Someone should have told them that you can't please everyone no matter how bland and inoffensive you might be. Bland and inoffensive is certainly a good description of The Nanny Diaries which, though the parents played by Laura Linney and Paul Giamatti are truly awful people, the film refuses to judge them too harshly. Linney is almost sympathetic in her sadness, while Giamatti is off-screen too often for us to judge him much at all. Mr. X is a surface bastard with seemingly no motivation for his bad behavior.

The one element of The Nanny Diaries that works is Scarlett Johannson who plays the role that is given to her to the best of her abilities. Though hampered by a role that should be a little smarter, funnier and more biting and insightful, Johannson is, at the very least, charismatic and that goes a long way to improving an otherwise dismal movie. It's a shame that Johannson's romance with Chris Evans' Harvard Hottie never really sparks. The romantic subplot exists only to break the monotony of the dreary family plot and for that we are thankful. Unfortunately, the distractions are brief and Johansson and Evans never find that elusive romantic connection.

The Nanny Diaries lacks the spine to really tear into these awful parents and instead is understanding to a ludicrous extent. The actions of these parents is akin to emotional abuse and yet by the end we are to believe that young Grayer has hopes for a bright happy future without his nanny for protection. The film needed to be edgier, more judgmental, with the kind of catty insider perspective that made the book a beach read phenomenon.

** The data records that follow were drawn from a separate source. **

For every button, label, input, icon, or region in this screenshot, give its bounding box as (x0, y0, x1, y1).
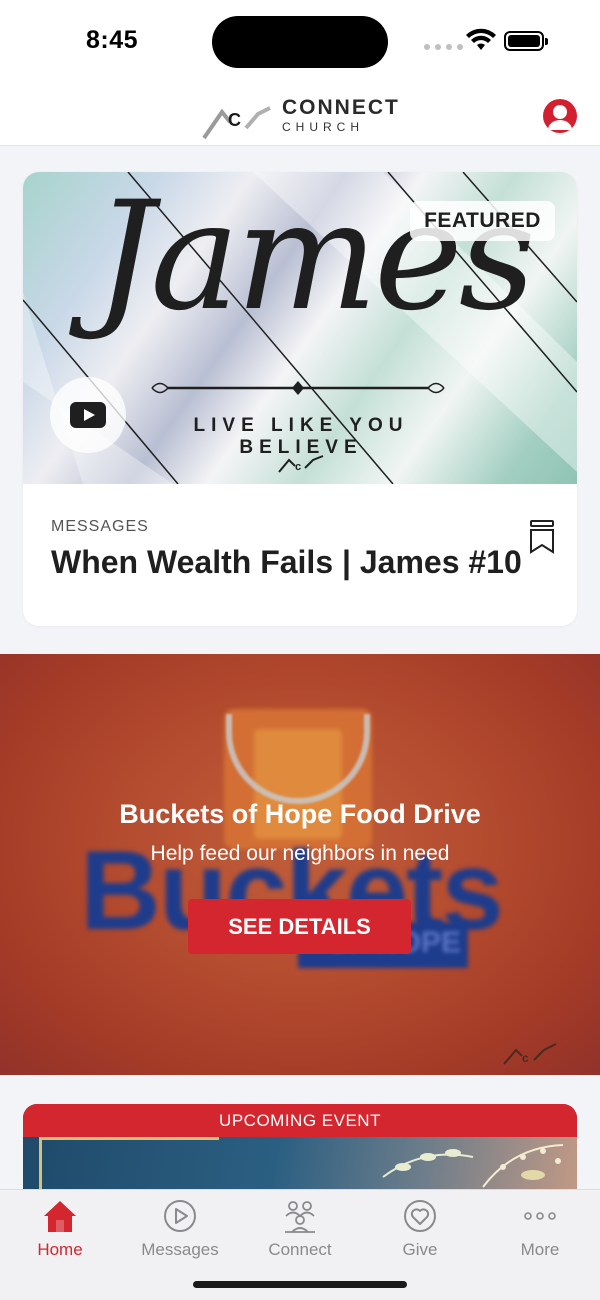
church-logo-letter: C (228, 110, 241, 130)
tab-give-label: Give (402, 1240, 438, 1259)
promo-banner[interactable]: Buckets OF HOPE Buckets of Hope Food Dri… (0, 654, 600, 1075)
tab-more[interactable]: More (480, 1198, 600, 1262)
play-button[interactable] (50, 377, 126, 453)
home-indicator[interactable] (193, 1281, 407, 1288)
tab-messages[interactable]: Messages (120, 1198, 240, 1262)
bookmark-icon[interactable] (527, 519, 555, 555)
tab-more-label: More (520, 1240, 560, 1259)
artwork-logo-icon: c (278, 455, 324, 473)
tab-give[interactable]: Give (360, 1198, 480, 1262)
svg-text:c: c (295, 461, 301, 473)
card-category: MESSAGES (51, 518, 149, 535)
promo-logo-icon: c (503, 1043, 557, 1065)
more-icon (524, 1212, 556, 1220)
play-circle-icon (164, 1200, 196, 1232)
status-bar: 8:45 (0, 0, 600, 84)
wifi-icon (466, 28, 496, 50)
promo-title: Buckets of Hope Food Drive (119, 799, 481, 829)
play-icon (70, 402, 106, 428)
church-logo-subword: CHURCH (282, 120, 364, 134)
tab-messages-label: Messages (141, 1240, 219, 1259)
ornament-divider-icon (151, 381, 445, 395)
featured-badge: FEATURED (410, 201, 555, 241)
tab-connect[interactable]: Connect (240, 1198, 360, 1262)
profile-icon[interactable] (543, 99, 577, 133)
church-logo[interactable]: C CONNECT CHURCH (200, 94, 410, 140)
home-icon (44, 1201, 76, 1232)
featured-artwork: James LIVE LIKE YOU BELIEVE c FEATURED (23, 172, 577, 484)
church-logo-word: CONNECT (282, 96, 400, 119)
card-title: When Wealth Fails | James #10 (51, 544, 522, 580)
svg-text:c: c (522, 1051, 529, 1065)
heart-icon (404, 1200, 436, 1232)
cellular-signal-icon (424, 44, 463, 50)
tab-home[interactable]: Home (0, 1198, 120, 1262)
see-details-button[interactable]: SEE DETAILS (188, 899, 411, 954)
app-header: C CONNECT CHURCH (0, 84, 600, 146)
tab-connect-label: Connect (268, 1240, 332, 1259)
status-time: 8:45 (86, 26, 139, 54)
dynamic-island (212, 16, 388, 68)
tab-home-label: Home (37, 1240, 83, 1259)
featured-message-card[interactable]: James LIVE LIKE YOU BELIEVE c FEATURED M… (23, 172, 577, 626)
leaves-illustration-icon (382, 1144, 564, 1188)
promo-subtitle: Help feed our neighbors in need (150, 842, 450, 865)
people-icon (285, 1201, 315, 1233)
event-header: UPCOMING EVENT (23, 1104, 577, 1137)
battery-icon (504, 31, 548, 51)
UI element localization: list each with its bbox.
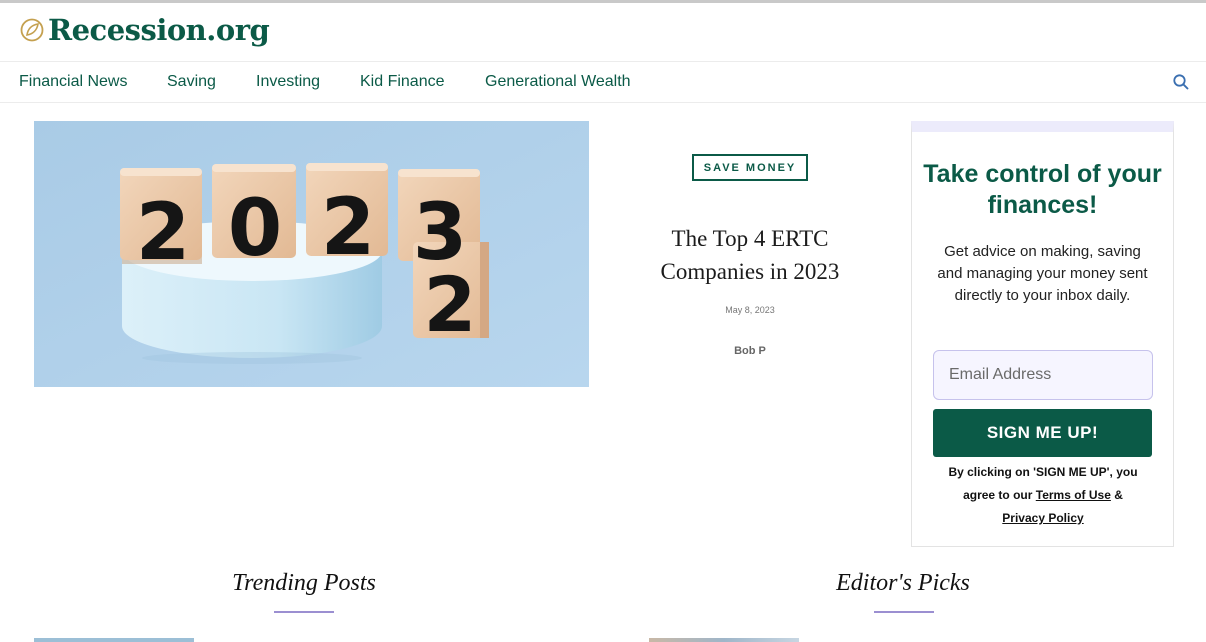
signup-legal-text: By clicking on 'SIGN ME UP', you agree t… — [932, 461, 1154, 530]
nav-item-saving[interactable]: Saving — [167, 73, 216, 91]
featured-article-image[interactable]: 2 0 2 3 2 — [34, 121, 589, 387]
legal-and: & — [1114, 488, 1123, 502]
nav-item-investing[interactable]: Investing — [256, 73, 320, 91]
main-nav: Financial News Saving Investing Kid Fina… — [0, 61, 1206, 103]
nav-item-kid-finance[interactable]: Kid Finance — [360, 73, 445, 91]
trending-post-thumbnail[interactable] — [34, 638, 194, 642]
browser-top-border — [0, 0, 1206, 3]
svg-text:2: 2 — [424, 260, 477, 349]
article-author[interactable]: Bob P — [690, 345, 810, 357]
search-icon[interactable] — [1172, 73, 1190, 91]
wooden-blocks-2023-image: 2 0 2 3 2 — [34, 121, 589, 387]
svg-text:2: 2 — [321, 183, 375, 273]
leaf-icon — [20, 18, 44, 42]
nav-item-generational-wealth[interactable]: Generational Wealth — [485, 73, 631, 91]
editors-pick-thumbnail[interactable] — [649, 638, 799, 642]
article-date: May 8, 2023 — [725, 305, 775, 315]
trending-posts-underline — [274, 611, 334, 613]
signup-title: Take control of your finances! — [923, 160, 1162, 219]
editors-picks-underline — [874, 611, 934, 613]
svg-text:0: 0 — [228, 184, 282, 274]
newsletter-signup-box: Take control of your finances! Get advic… — [911, 121, 1174, 547]
email-field[interactable] — [933, 350, 1153, 400]
category-badge[interactable]: SAVE MONEY — [692, 154, 808, 181]
signup-description: Get advice on making, saving and managin… — [937, 243, 1148, 304]
privacy-policy-link[interactable]: Privacy Policy — [1002, 511, 1083, 525]
sign-me-up-button[interactable]: SIGN ME UP! — [933, 409, 1152, 457]
svg-text:2: 2 — [136, 188, 190, 278]
site-name: Recession.org — [48, 13, 270, 47]
article-title[interactable]: The Top 4 ERTC Companies in 2023 — [630, 222, 870, 288]
nav-item-financial-news[interactable]: Financial News — [19, 73, 127, 91]
editors-picks-heading: Editor's Picks — [836, 570, 970, 596]
terms-of-use-link[interactable]: Terms of Use — [1036, 488, 1111, 502]
trending-posts-heading: Trending Posts — [232, 570, 376, 596]
site-logo[interactable]: Recession.org — [19, 13, 270, 47]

Spineless and forgettable, The Nanny Diaries is a real disappointment. When independent directors like Sherry Springer Berman and Robert Pulcini move into the realm of the mainstream the hope is they won't bend to mainstream conventions but will bend convention to there artistic will. That doesn't happen in The Nanny Diaries and the result is a movie that tries to please all audiences and ends up pleasing few.